The impact of this project is exceptionally wide ranging. One area of application is measuring and modeling facial dynamics -- that is, using this technology to further study live facial expression. The current project will provide open source software that can be distributed free for research purposes. Research labs who wish to use the software will also be provided with free supporting materials (e.g., plans, equipment lists) to facilitate the dissemination of the technology resulting from the current project. A second area of application is the study of intercultural communication. This new technology will allow sophisticated studies of social interactions and communication in small group, high stress settings in which emotional regulation is critical (e.g., intercultural interactions by police or military personnel) or in negotiation settings (e.g., diplomatic relations).

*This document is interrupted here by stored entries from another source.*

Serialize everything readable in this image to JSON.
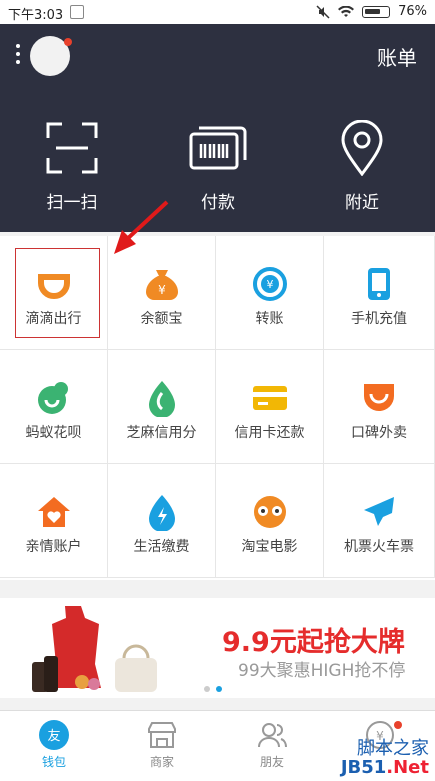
{
  "status_bar": {
    "time": "下午3:03",
    "battery": "76%",
    "battery_level": 0.76
  },
  "header": {
    "bill_label": "账单",
    "quick_actions": [
      {
        "label": "扫一扫",
        "icon": "scan-icon"
      },
      {
        "label": "付款",
        "icon": "barcode-pay-icon"
      },
      {
        "label": "附近",
        "icon": "location-pin-icon"
      }
    ]
  },
  "grid": {
    "items": [
      {
        "label": "滴滴出行",
        "icon": "didi-icon",
        "color": "#f08a24"
      },
      {
        "label": "余额宝",
        "icon": "money-bag-icon",
        "color": "#f08a24"
      },
      {
        "label": "转账",
        "icon": "transfer-icon",
        "color": "#1aa0e0"
      },
      {
        "label": "手机充值",
        "icon": "phone-recharge-icon",
        "color": "#1aa0e0"
      },
      {
        "label": "蚂蚁花呗",
        "icon": "huabei-icon",
        "color": "#3bb372"
      },
      {
        "label": "芝麻信用分",
        "icon": "sesame-credit-icon",
        "color": "#3bb372"
      },
      {
        "label": "信用卡还款",
        "icon": "credit-card-icon",
        "color": "#f2b705"
      },
      {
        "label": "口碑外卖",
        "icon": "koubei-takeout-icon",
        "color": "#f36c21"
      },
      {
        "label": "亲情账户",
        "icon": "family-account-icon",
        "color": "#f36c21"
      },
      {
        "label": "生活缴费",
        "icon": "utility-payment-icon",
        "color": "#1aa0e0"
      },
      {
        "label": "淘宝电影",
        "icon": "taobao-movie-icon",
        "color": "#f08a24"
      },
      {
        "label": "机票火车票",
        "icon": "plane-ticket-icon",
        "color": "#1aa0e0"
      }
    ]
  },
  "banner": {
    "title": "9.9元起抢大牌",
    "subtitle": "99大聚惠HIGH抢不停"
  },
  "tabbar": {
    "tabs": [
      {
        "label": "钱包",
        "icon": "wallet-icon",
        "active": true
      },
      {
        "label": "商家",
        "icon": "shop-icon",
        "active": false
      },
      {
        "label": "朋友",
        "icon": "friends-icon",
        "active": false
      },
      {
        "label": "我的",
        "icon": "me-icon",
        "active": false
      }
    ]
  },
  "watermark": {
    "line1": "脚本之家",
    "line2a": "JB51",
    "line2b": ".Net"
  },
  "colors": {
    "header_bg": "#2d3040",
    "accent": "#1aa0e0",
    "highlight_red": "#cc3333"
  }
}
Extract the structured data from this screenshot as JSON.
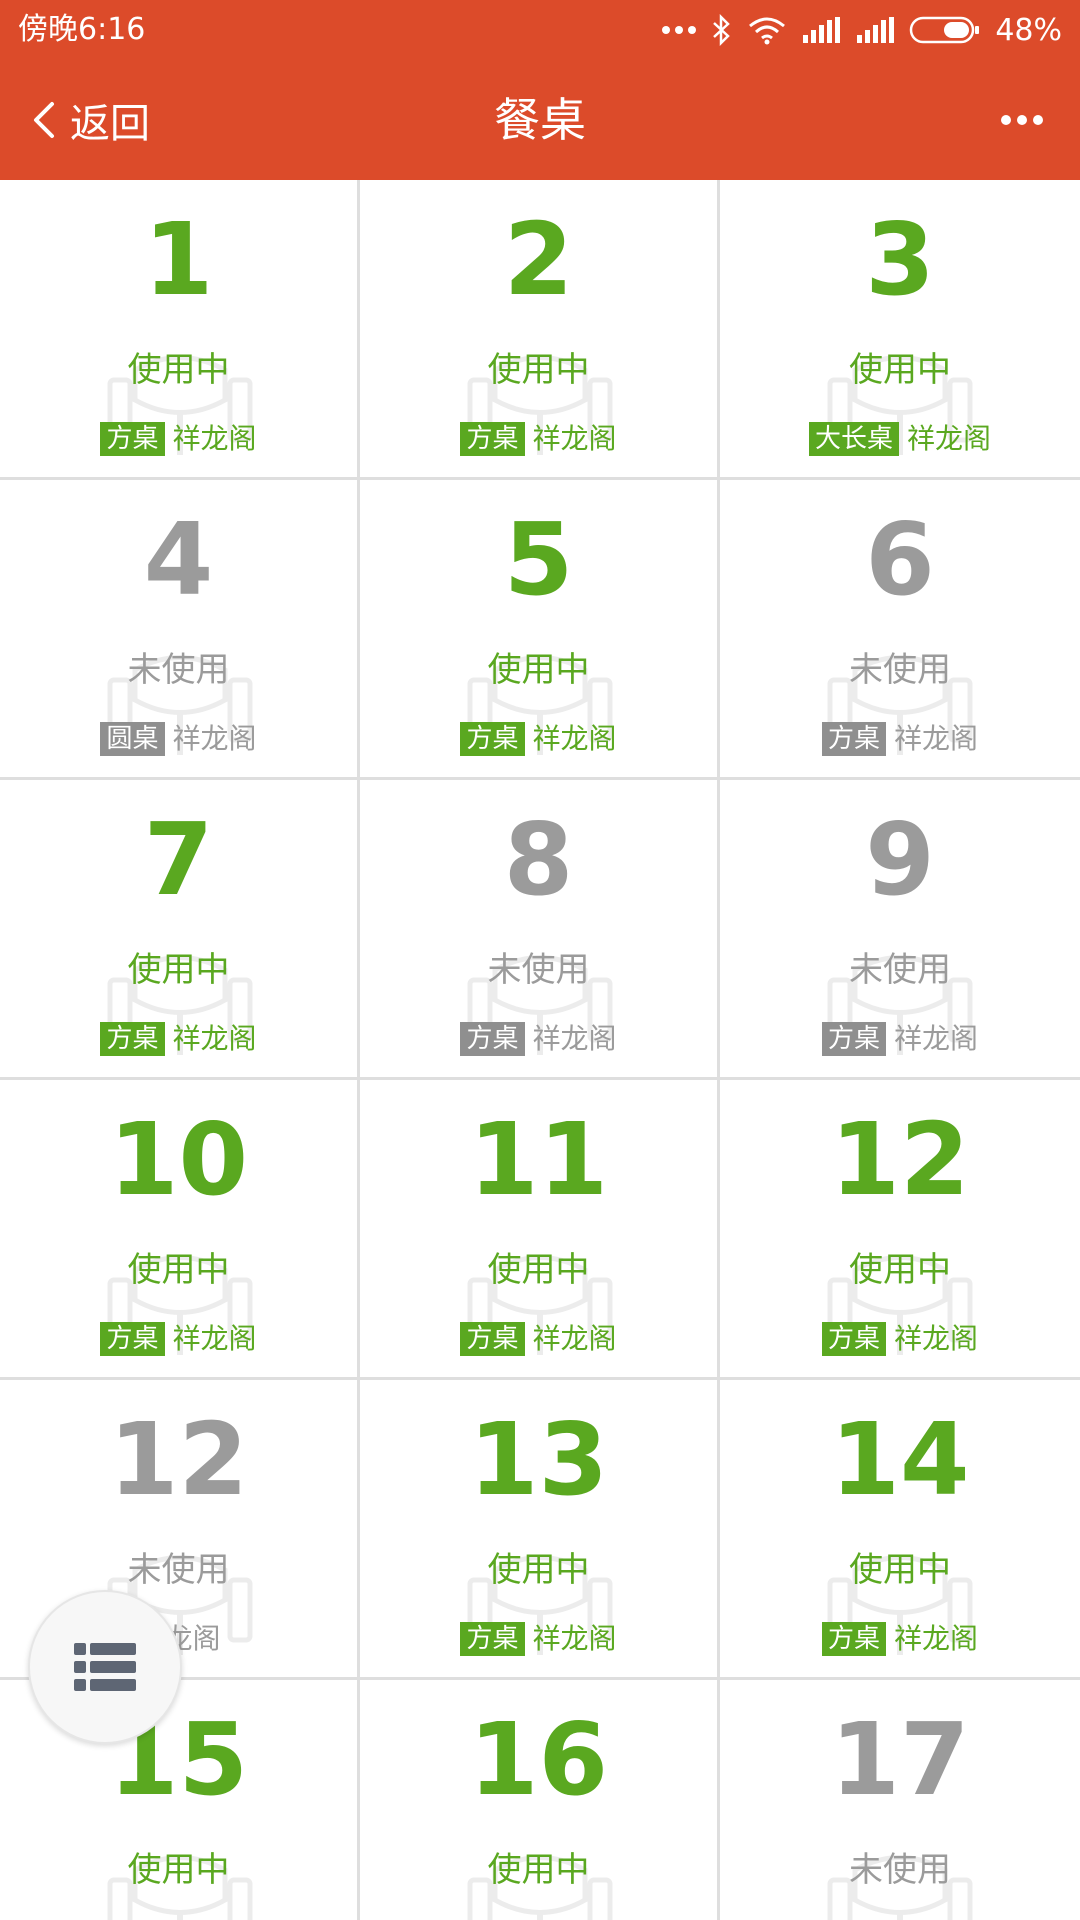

Further the technology could be used to allow live video interactions between people that maintain the tone and content of communications while still maintaining speaker confidentiality. A third area of application is educational technology. A problem with virtual learning environments is the difficulty of detecting students' nonverbal cues -- cues that a live classroom teacher often uses to assess student understanding or confusion. The work may lead to automatic recognition of these cues from video capture. This information could then be used to improve the virtual learning environment or refine the specific teaching materials that are broadcast to students.
Thin Slice Video Ratings of Emotion Untrained raters saw short five second videos of people they had never met and were asked to rate what the person was feeling by saying how accurate were statements such as, "The person in the video felt happy." The videos were extracts from real conversations between unacquainted young adults and showed only the one of the two people in the conversation as in Figure 1-a. The raters tended to agree about what the person in the video was feeling during that five seconds. A statistical method called factor analyses with oblique rotation found six factors of emotion used by the raters: (1) Anger, (2) Joy, (3) Anxiety, (4) Sadness, (5) Shame, (6) Compassion. Raters in a second experiment performed the same task, except that the video clips were presented silently. The same six factors of emotion were found, suggesting that these dimensions of emotion are present both in the audio track and in the facial expressions alone. Software A new graphical user interface (FaceModelBuilder) for specifying Combined Appearance Models (CAMs) was written and is in beta testing. The software tracks facial expressions in real time as shown in Figure 1-b. The interface is written in PyQT so that it can be run on Macs, Windows PCs, and Linux machines. FaceModelBuilder is in beta testing at the University of Virginia and the Max Planck Institute for Human Development in Berlin. FaceModelBuilder is under the Apache 2.0 license so that, once it is released, it will be free and open source. Tracking Emotion A computer algorithm was developed that uses the CAM software to track facial expressions and output an estimate of the previously described six emotion factors. This effectively maps the correlated space of emotion words onto a person--specific model of facial expression as shown in Figure 1-c. The method is fast and can be used to generate six emotion scores for each video frame in real time. We are now working on validating and improving the ratings from this method.